Jesus is a master teacher. One day in the future, these disciples Jesus had chosen will lead the church without His physical presence. Jesus, of course, promised them authority through the Holy Spirit (Acts 1:8) when that day comes and the Church Age begins. For now, however, these men needed practice, so Jesus sent them out to 1) proclaim the kingdom of God, and 2) perform miraculous signs of healing sickness and exorcising demons.
Jesus bestowed on the apostles power and authority. This accomplished a two-fold purpose—validating Jesus’ power and authority, as well as empowering the future leaders of the Church. It worked! It worked so well that Herod caught wind and was amazed, thinking John the Baptist was back from the dead.
This passage raises two points. First, if you want to elevate leaders, give them something to do. Parents, teachers, disciplers, leaders, etc. all want to raise up future leaders. The problem is that they often don’t provide a real opportunity to learn. Too often we shield our pupils from failure and never let them actually experience the ups and downs of leadership. Look closely at verse 10, “When the apostles returned, they gave an account to Him of all that they had done. Taking them with Him, He withdrew by Himself to a city called Bethsaida.” The experience was not enough, the apostles needed encouragement and correction to prepare for a greater responsibility the next time. You can bet that after this experience the apostles had a greater trust in God’s provision and boldness in approaching people.

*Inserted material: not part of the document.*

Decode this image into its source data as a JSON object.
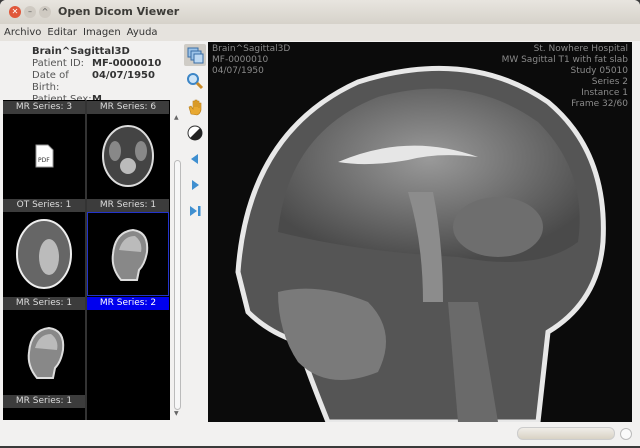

Second, Jesus’ authority is shared to expand His Kingdom. The apostles were the recipients of power and authority in a unique way (if you want more information about that, check out this article . But remember that they did not yet have the indwelling of the Holy Spirit, that came in Acts chapter 2. Through the Holy Spirit all believers possess a level of power through which we are called to expand God’s Kingdom. And as Spiderman’s Uncle Ben said, “With great power comes great responsibility.”